The two most popular objects are in the centre of the hall. The unique leech-driven Tempest Prognosticator of Whitby physician Dr Merryweather, as demonstrated at the Great Exhibition of 1851, contained 12 live leeches in individual bottles connected to the hammers of a bell. Changes in atmospheric pressure prior to a storm led the leeches to climb to the bottle neck, thus activating the bell. It was originally to be called ‘An Atmospheric Electro-magnetic Telegraph, conducted by Animal Instinct’, but it was thought foreigners might find this difficult to understand. Nearby is the sinister ‘pickled’ Hand of Glory, a severed human hand discovered hidden in a cottage up Eskdale and widely believed to be a talisman used by burglars as a candle holder. While the candle was lit anyone asleep in a house was sent into a coma from which they could not be awakened while the candle burned.
The somewhat nondescript Ripley Cabinet is easy to miss, but this is a genuine cabinet of curiosities begun around 1810 by a Whitby physician and added to throughout the century. Its drawers contain a wealth of bric-a-brac including the musket ball that killed General Picton at Waterloo (and a twig from the hedge under which he fell!), burnt plaster from the destruction by fire of the House of Commons in the 1830s, an open letter from his apprentices and journeymen to a craftsman begging for some time off on New Year’s Day, and an early airmail letter sent from Paris during its siege by the Prussians in 1870 – by balloon.
(With sincere thanks to Roger Pickles, former Curator of Whitby Museum)
St Hilda and Whitby Abbey(s)
In 657 AD St Hilda founded a double monastery for men and women at Whitby (then known as Streoneshalh) which soon became famous as a centre for learning. Hilda was responsible for the training of five future bishops; she was known for her wisdom and gave advice to several kings. She is especially remembered for her role as host for the Synod of Whitby in 664 AD. This had been called by King Oswy to settle differences between the Celtic and Roman branches of the Christian Church. The main item of dispute was the date of Easter. When the decision was made to follow the Roman customs, Hilda accepted the verdict although she had personally favoured the Celtic tradition.

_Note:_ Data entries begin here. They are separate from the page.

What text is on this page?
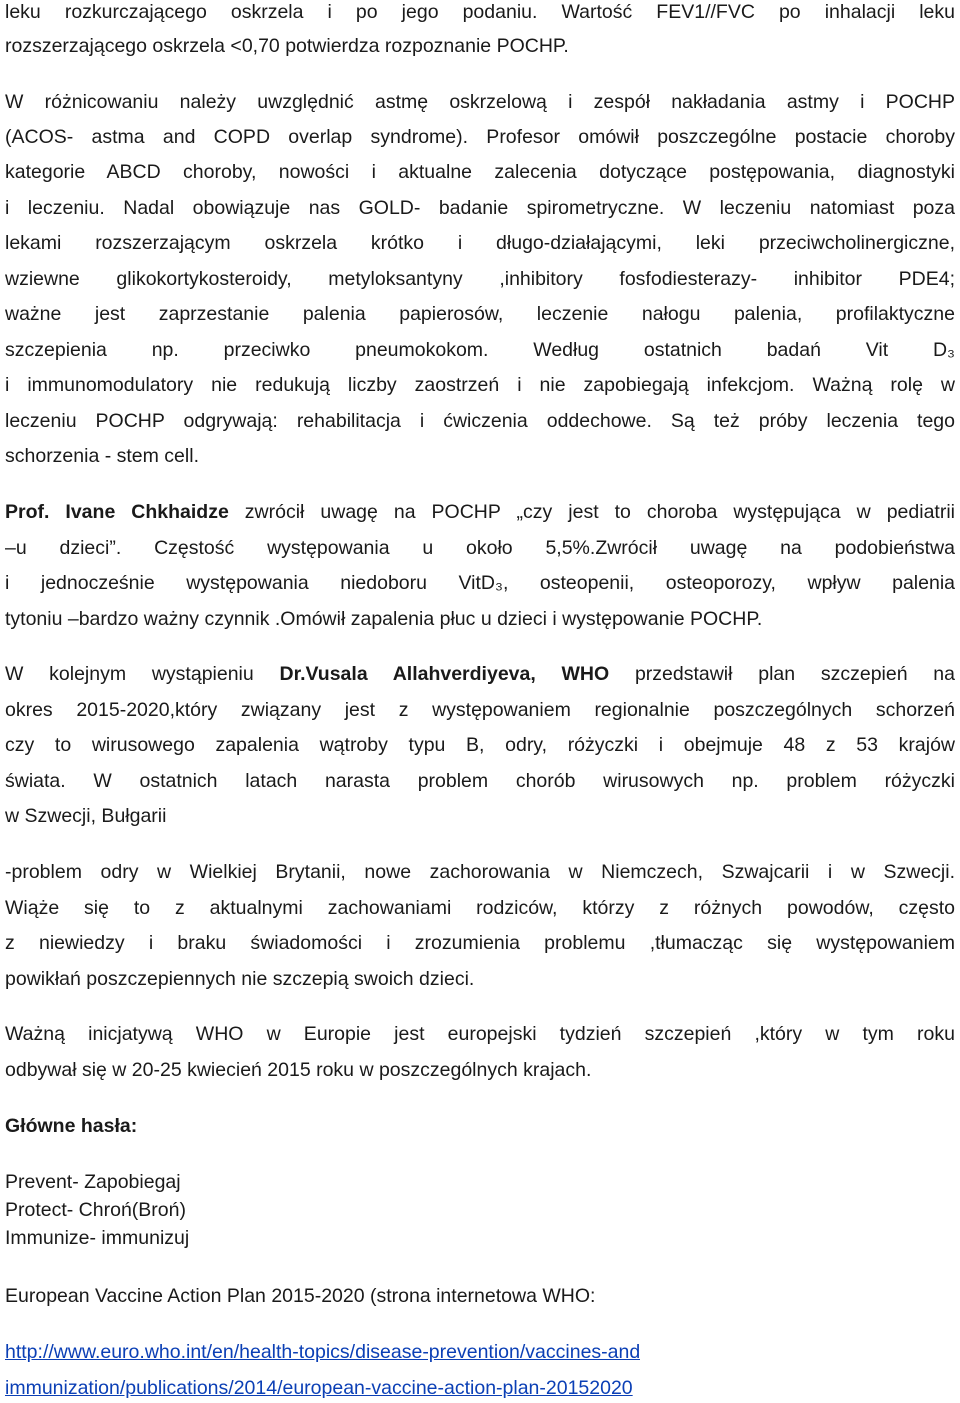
leku rozkurczającego oskrzela i po jego podaniu. Wartość FEV1//FVC po inhalacji leku
rozszerzającego oskrzela <0,70 potwierdza rozpoznanie POCHP.
W różnicowaniu należy uwzględnić astmę oskrzelową i zespół nakładania astmy i POCHP
(ACOS- astma and COPD overlap syndrome). Profesor omówił poszczególne postacie choroby
kategorie ABCD choroby, nowości i aktualne zalecenia dotyczące postępowania, diagnostyki
i leczeniu. Nadal obowiązuje nas GOLD- badanie spirometryczne. W leczeniu natomiast poza
lekami rozszerzającym oskrzela krótko i długo-działającymi, leki przeciwcholinergiczne,
wziewne glikokortykosteroidy, metyloksantyny ,inhibitory fosfodiesterazy- inhibitor PDE4;
ważne jest zaprzestanie palenia papierosów, leczenie nałogu palenia, profilaktyczne
szczepienia np. przeciwko pneumokokom. Według ostatnich badań Vit D₃
i immunomodulatory nie redukują liczby zaostrzeń i nie zapobiegają infekcjom. Ważną rolę w
leczeniu POCHP odgrywają: rehabilitacja i ćwiczenia oddechowe. Są też próby leczenia tego
schorzenia - stem cell.
Prof. Ivane Chkhaidze zwrócił uwagę na POCHP „czy jest to choroba występująca w pediatrii
–u dzieci”. Częstość występowania u około 5,5%.Zwrócił uwagę na podobieństwa
i jednocześnie występowania niedoboru VitD₃, osteopenii, osteoporozy, wpływ palenia
tytoniu –bardzo ważny czynnik .Omówił zapalenia płuc u dzieci i występowanie POCHP.
W kolejnym wystąpieniu Dr.Vusala Allahverdiyeva, WHO przedstawił plan szczepień na
okres 2015-2020,który związany jest z występowaniem regionalnie poszczególnych schorzeń
czy to wirusowego zapalenia wątroby typu B, odry, różyczki i obejmuje 48 z 53 krajów
świata. W ostatnich latach narasta problem chorób wirusowych np. problem różyczki
w Szwecji, Bułgarii
-problem odry w Wielkiej Brytanii, nowe zachorowania w Niemczech, Szwajcarii i w Szwecji.
Wiąże się to z aktualnymi zachowaniami rodziców, którzy z różnych powodów, często
z niewiedzy i braku świadomości i zrozumienia problemu ,tłumacząc się występowaniem
powikłań poszczepiennych nie szczepią swoich dzieci.
Ważną inicjatywą WHO w Europie jest europejski tydzień szczepień ,który w tym roku
odbywał się w 20-25 kwiecień 2015 roku w poszczególnych krajach.
Główne hasła:
Prevent- Zapobiegaj
Protect- Chroń(Broń)
Immunize- immunizuj
European Vaccine Action Plan 2015-2020 (strona internetowa WHO:
http://www.euro.who.int/en/health-topics/disease-prevention/vaccines-and
immunization/publications/2014/european-vaccine-action-plan-20152020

Hilda’s original monastery was destroyed by Danish invaders in 867 but one of William the Conqueror’s knights, Reinfrid, restored it in about 1078. The new Benedictine monastery contained a shrine to St Hilda in recognition of her importance as the founder of the original abbey. Extensions and rebuilding of the simple Norman church in the 13th and 14th centuries created the impressive Gothic Abbey whose remains we see today.

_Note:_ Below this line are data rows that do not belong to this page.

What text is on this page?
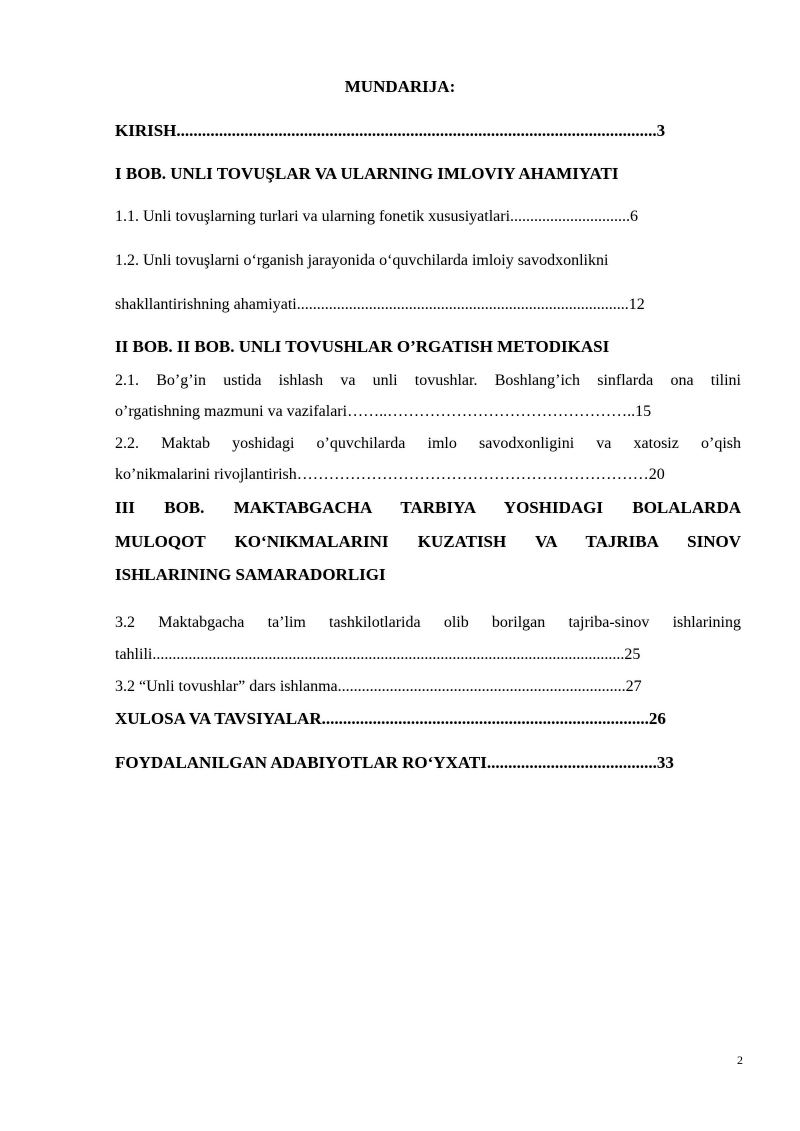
MUNDARIJA:
KIRISH.................................................................................................................3
I BOB. UNLI TOVUŞLAR VA ULARNING IMLOVIY AHAMIYATI
1.1. Unli tovuşlarning turlari va ularning fonetik xususiyatlari..............................6
1.2. Unli tovuşlarni o‘rganish jarayonida o‘quvchilarda imloiy savodxonlikni
shakllantirishning ahamiyati...................................................................................12
II BOB. II BOB. UNLI TOVUSHLAR O’RGATISH METODIKASI
2.1. Bo’g’in ustida ishlash va unli tovushlar. Boshlang’ich sinflarda ona tilini
o’rgatishning mazmuni va vazifalari……..………………………………………..15
2.2. Maktab yoshidagi o’quvchilarda imlo savodxonligini va xatosiz o’qish
ko’nikmalarini rivojlantirish…………………………………………………………20
III BOB. MAKTABGACHA TARBIYA YOSHIDAGI BOLALARDA
MULOQOT KO‘NIKMALARINI KUZATISH VA TAJRIBA SINOV
ISHLARINING SAMARADORLIGI
3.2 Maktabgacha ta’lim tashkilotlarida olib borilgan tajriba-sinov ishlarining
tahlili......................................................................................................................25
3.2 “Unli tovushlar” dars ishlanma........................................................................27
XULOSA VA TAVSIYALAR.............................................................................26
FOYDALANILGAN ADABIYOTLAR RO‘YXATI........................................33
2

By 1539, when Henry VIII closed the country’s largest monasteries and seized their wealth, there were only 22 monks left at Whitby. Over the next few centuries, the carrying away of building stone, storm damage and, in 1914, shelling by German warships, all ensured the deterioration of the building to its present condition.
St Mary’s Church, which is adjacent to the Abbey and open all year, is a focus for hundreds of visitors. Nearby stands Abbey Cross; it is not certain whether the Cross is a medieval market cross or the cross of the Abbey burial ground.